We can point fingers all day. The gender inequality blame-game can lead anywhere from corporations to individuals to society as a whole, and it can be infuriating. Though it may all be part of a bigger societal problem, as women we must figure out a way to appropriately address it on an individual level as it applies to our specific situation. Often, the choice is to either to just deal with it or be unemployed. I am passionate about my work and love what I do, so I put myself into the “deal with it” camp.
Now begs the question, how do you deal with gender discrimination in your career? We can’t all be vocal feminists in the workplace, at the risk of losing a job we love or even worse, the paycheck that keeps our leaky apartment roof over our heads. There can be a thin line to tread between keeping gender discrimination in check and keeping your career. This is a problem for which there is no easy one-woman-against-the-world solution. For the most part, the way I have personally chosen to approach any issues I face has been through my actions, and not my words. I’ve found that allowing your dedication to your craft to be your identifier is a great step toward overcoming many obstacles.
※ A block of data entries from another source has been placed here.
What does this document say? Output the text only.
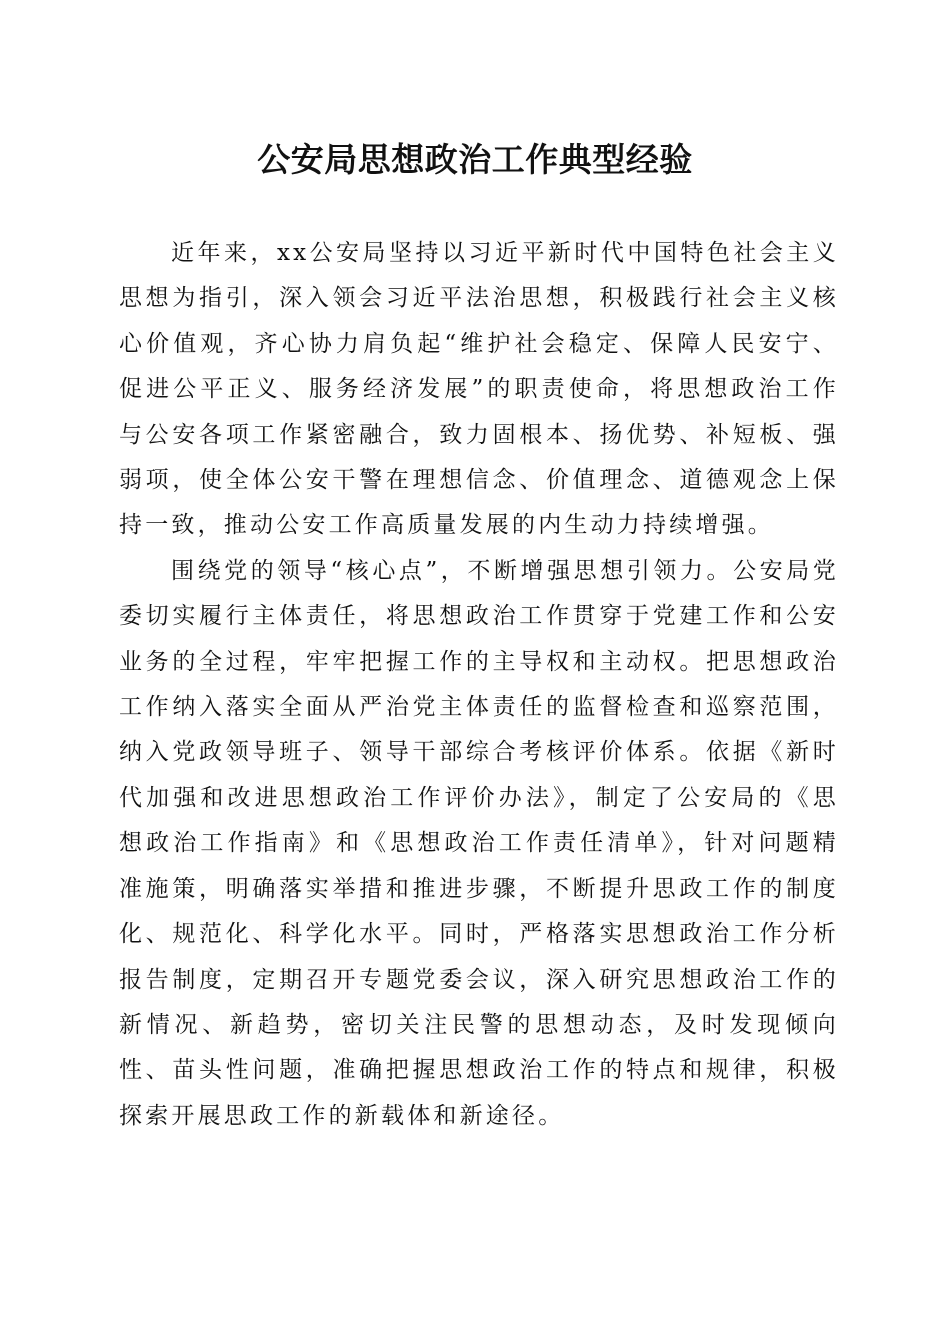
公安局思想政治工作典型经验

近年来，xx公安局坚持以习近平新时代中国特色社会主义思想为指引，深入领会习近平法治思想，积极践行社会主义核心价值观，齐心协力肩负起“维护社会稳定、保障人民安宁、促进公平正义、服务经济发展”的职责使命，将思想政治工作与公安各项工作紧密融合，致力固根本、扬优势、补短板、强弱项，使全体公安干警在理想信念、价值理念、道德观念上保持一致，推动公安工作高质量发展的内生动力持续增强。

围绕党的领导“核心点”，不断增强思想引领力。公安局党委切实履行主体责任，将思想政治工作贯穿于党建工作和公安业务的全过程，牢牢把握工作的主导权和主动权。把思想政治工作纳入落实全面从严治党主体责任的监督检查和巡察范围，纳入党政领导班子、领导干部综合考核评价体系。依据《新时代加强和改进思想政治工作评价办法》，制定了公安局的《思想政治工作指南》和《思想政治工作责任清单》，针对问题精准施策，明确落实举措和推进步骤，不断提升思政工作的制度化、规范化、科学化水平。同时，严格落实思想政治工作分析报告制度，定期召开专题党委会议，深入研究思想政治工作的新情况、新趋势，密切关注民警的思想动态，及时发现倾向性、苗头性问题，准确把握思想政治工作的特点和规律，积极探索开展思政工作的新载体和新途径。
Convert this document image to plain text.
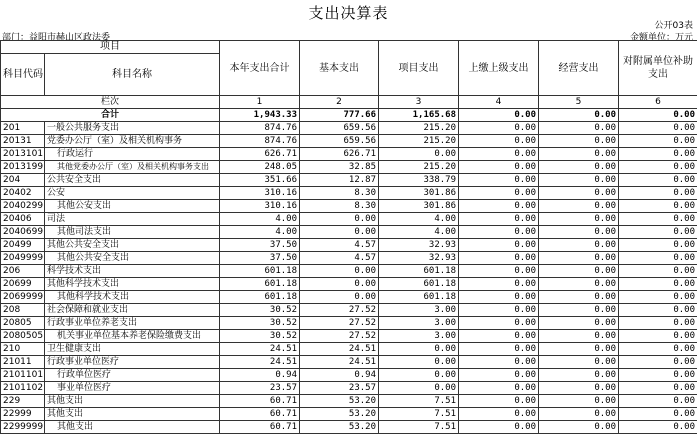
支出决算表
公开03表
部门：益阳市赫山区政法委	金额单位：万元
项目		本年支出合计	基本支出	项目支出	上缴上级支出	经营支出	对附属单位补助支出
科目代码	科目名称						
栏次		1	2	3	4	5	6
合计		1,943.33	777.66	1,165.68	0.00	0.00	0.00
201	一般公共服务支出	874.76	659.56	215.20	0.00	0.00	0.00
20131	党委办公厅（室）及相关机构事务	874.76	659.56	215.20	0.00	0.00	0.00
2013101	行政运行	626.71	626.71	0.00	0.00	0.00	0.00
2013199	其他党委办公厅（室）及相关机构事务支出	248.05	32.85	215.20	0.00	0.00	0.00
204	公共安全支出	351.66	12.87	338.79	0.00	0.00	0.00
20402	公安	310.16	8.30	301.86	0.00	0.00	0.00
2040299	其他公安支出	310.16	8.30	301.86	0.00	0.00	0.00
20406	司法	4.00	0.00	4.00	0.00	0.00	0.00
2040699	其他司法支出	4.00	0.00	4.00	0.00	0.00	0.00
20499	其他公共安全支出	37.50	4.57	32.93	0.00	0.00	0.00
2049999	其他公共安全支出	37.50	4.57	32.93	0.00	0.00	0.00
206	科学技术支出	601.18	0.00	601.18	0.00	0.00	0.00
20699	其他科学技术支出	601.18	0.00	601.18	0.00	0.00	0.00
2069999	其他科学技术支出	601.18	0.00	601.18	0.00	0.00	0.00
208	社会保障和就业支出	30.52	27.52	3.00	0.00	0.00	0.00
20805	行政事业单位养老支出	30.52	27.52	3.00	0.00	0.00	0.00
2080505	机关事业单位基本养老保险缴费支出	30.52	27.52	3.00	0.00	0.00	0.00
210	卫生健康支出	24.51	24.51	0.00	0.00	0.00	0.00
21011	行政事业单位医疗	24.51	24.51	0.00	0.00	0.00	0.00
2101101	行政单位医疗	0.94	0.94	0.00	0.00	0.00	0.00
2101102	事业单位医疗	23.57	23.57	0.00	0.00	0.00	0.00
229	其他支出	60.71	53.20	7.51	0.00	0.00	0.00
22999	其他支出	60.71	53.20	7.51	0.00	0.00	0.00
2299999	其他支出	60.71	53.20	7.51	0.00	0.00	0.00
Be ambitious. Remain passionate. Take risks. Know your craft better than anyone else. Work hard; and when you feel burnt out, regroup and work harder. Show up first; leave last. Don’t lose sight of the magical thing about what you do that made you want to do it in the first place. Look for a mentor who will be your champion and confidant. Let your work speak for itself and let its quality demand respect.
Most importantly, keep in mind that even all of that will not be a complete solution.
I’m not an expert on gender issues or feminism. There are many different views on this topic and about what should be done, from corporate approaches to what we can do as individuals. This is just the approach that I have developed for myself; it works best for me and I find it most comfortable. I think everyone has to ask themselves how they, as an individual, feel about any gender inequality they may face, and figure out what will work best for them to address it in a way that they feel comfortable. Some people will choose to remain subtle, while others might prefer a more outspoken approach.
You can argue that my tactics are not an effective way to combat gender inequality; to that I say, at the very least it can’t hurt. If you are personable, passionate and do great work, people will notice and respect you for it, regardless of what set of naughty bits you’re hiding under your Levis.